NAIDOC week is an annual event that celebrates and recognises the history and achievements of Indigenous people in Australia. Taking place at the beginning of July, it provides an excellent opportunity for all Australians to learn about the country’s First Nations people.
The week begins with an awards night, where finalists are chosen from a pool of 200 nominees nationwide. Past winners have included notable figures like tennis star Ash Barty and actor Uncle Jack Charles. Following the awards, the celebrations continue with various events, festivals, exhibitions, and concerts held throughout the country. Individuals and groups can even organise their own events, and the official NAIDOC website provides suggestions for doing so. Teachers can also utilise SBS materials to educate their students about Indigenous culture.

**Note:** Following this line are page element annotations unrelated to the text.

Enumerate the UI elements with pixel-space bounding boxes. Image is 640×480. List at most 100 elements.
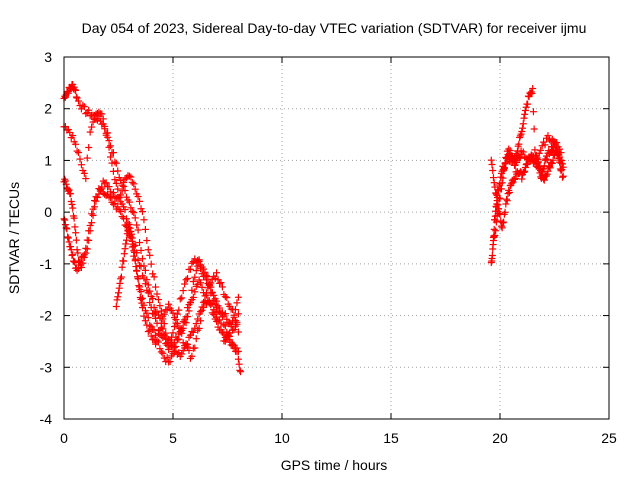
data-point — [80, 169, 88, 177]
data-point — [489, 237, 497, 245]
data-point — [113, 296, 121, 304]
data-point — [80, 103, 88, 111]
data-point — [235, 360, 243, 368]
data-point — [160, 320, 168, 328]
data-point — [181, 316, 189, 324]
data-point — [88, 210, 96, 218]
data-point — [61, 216, 69, 224]
data-point — [138, 299, 146, 307]
data-point — [107, 142, 115, 150]
data-point — [71, 86, 79, 94]
data-point — [72, 93, 80, 101]
chart-title: Day 054 of 2023, Sidereal Day-to-day VTE… — [82, 20, 587, 36]
data-point — [154, 330, 162, 338]
data-point — [85, 227, 93, 235]
data-point — [224, 333, 232, 341]
data-point — [197, 308, 205, 316]
data-point — [140, 312, 148, 320]
data-point — [75, 265, 83, 273]
data-point — [129, 240, 137, 248]
data-point — [558, 173, 566, 181]
data-point — [557, 149, 565, 157]
data-point — [70, 214, 78, 222]
data-point — [506, 147, 514, 155]
data-point — [173, 320, 181, 328]
data-point — [138, 304, 146, 312]
data-point — [501, 159, 509, 167]
data-point — [63, 225, 71, 233]
data-point — [237, 368, 245, 376]
data-point — [524, 100, 532, 108]
data-point — [236, 366, 244, 374]
data-point — [67, 246, 75, 254]
data-point — [189, 328, 197, 336]
data-point — [492, 227, 500, 235]
data-point — [102, 179, 110, 187]
data-point — [112, 302, 120, 310]
data-point — [114, 293, 122, 301]
data-point — [202, 289, 210, 297]
data-point — [120, 178, 128, 186]
data-point — [492, 189, 500, 197]
data-point — [75, 149, 83, 157]
data-point — [192, 267, 200, 275]
data-point — [178, 329, 186, 337]
data-point — [182, 276, 190, 284]
data-point — [134, 192, 142, 200]
data-point — [130, 248, 138, 256]
series-6 — [487, 85, 567, 267]
data-point — [490, 225, 498, 233]
data-point — [500, 218, 508, 226]
data-point — [200, 265, 208, 273]
data-point — [136, 239, 144, 247]
data-point — [67, 197, 75, 205]
data-point — [146, 251, 154, 259]
data-point — [163, 354, 171, 362]
data-point — [178, 350, 186, 358]
y-tick-labels: -4 -3 -2 -1 0 1 2 3 — [40, 49, 53, 427]
data-point — [72, 236, 80, 244]
data-point — [69, 251, 77, 259]
data-point — [165, 300, 173, 308]
data-point — [72, 229, 80, 237]
data-point — [529, 108, 537, 116]
data-point — [71, 223, 79, 231]
data-point — [546, 164, 554, 172]
data-point — [108, 159, 116, 167]
data-point — [201, 268, 209, 276]
data-point — [188, 352, 196, 360]
x-tick-labels: 0 5 10 15 20 25 — [60, 430, 617, 446]
y-tick-label: 2 — [44, 101, 52, 117]
data-point — [207, 301, 215, 309]
data-point — [185, 346, 193, 354]
data-point — [157, 348, 165, 356]
data-point — [511, 174, 519, 182]
data-point — [223, 332, 231, 340]
data-point — [138, 208, 146, 216]
x-axis-label: GPS time / hours — [281, 457, 388, 473]
data-point — [125, 221, 133, 229]
data-point — [234, 355, 242, 363]
data-point — [540, 176, 548, 184]
data-point — [488, 161, 496, 169]
data-point — [489, 174, 497, 182]
data-point — [558, 165, 566, 173]
data-point — [530, 125, 538, 133]
data-point — [141, 225, 149, 233]
data-point — [490, 179, 498, 187]
data-point — [504, 190, 512, 198]
data-point — [122, 240, 130, 248]
data-point — [98, 110, 106, 118]
x-tick-label: 10 — [274, 430, 290, 446]
series-8 — [489, 132, 565, 245]
data-point — [534, 163, 542, 171]
data-point — [64, 89, 72, 97]
data-point — [156, 345, 164, 353]
data-point — [144, 328, 152, 336]
data-point — [522, 103, 530, 111]
data-point — [543, 170, 551, 178]
data-point — [136, 197, 144, 205]
data-point — [520, 114, 528, 122]
data-point — [515, 140, 523, 148]
data-point — [85, 106, 93, 114]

Each year, NAIDOC week focuses on a specific theme, and this year’s theme is “For Our Elders.” Elders hold a significant role in Aboriginal culture, serving as keepers of cultural knowledge and sources of inspiration. The theme is accompanied by a specially designed poster, which for 2023 is a vibrant depiction of Aboriginal Elders created by artist Bobbi Lockyer.
While not yet recognised as a national holiday, NAIDOC day has a deep historical significance. It originated in the 1920s as a day of mourning, protesting against Australia Day. Over time, it evolved into a day of celebration and remembrance of Aboriginal people and their rich cultural heritage. In the 1950s, support grew for the formation of the National Aborigines Day Observance Committee (NADOC), and Aboriginal Day was shifted to the first Sunday in July. Since then, NAIDOC week has become an integral part of recognising and appreciating Indigenous contributions.
Looking ahead, Australia is heading towards a significant referendum about the Indigenous Voice to Parliament, which aims to recognise Aboriginal and Torres Strait Islander peoples in the Constitution. The referendum, scheduled for late 2023, holds the potential to bring the nation together, heal past hurts, and provide better outcomes for Indigenous communities. However, opinions on the Voice vary within the Aboriginal community, with some advocating for it while others oppose it, emphasizing the need for economic development, jobs, education, and investment in communities.
Regardless of the outcome, NAIDOC week serves as a time to celebrate the history and present of the oldest continuous living culture on Earth, providing an opportunity for all Australians to appreciate and learn from Indigenous culture.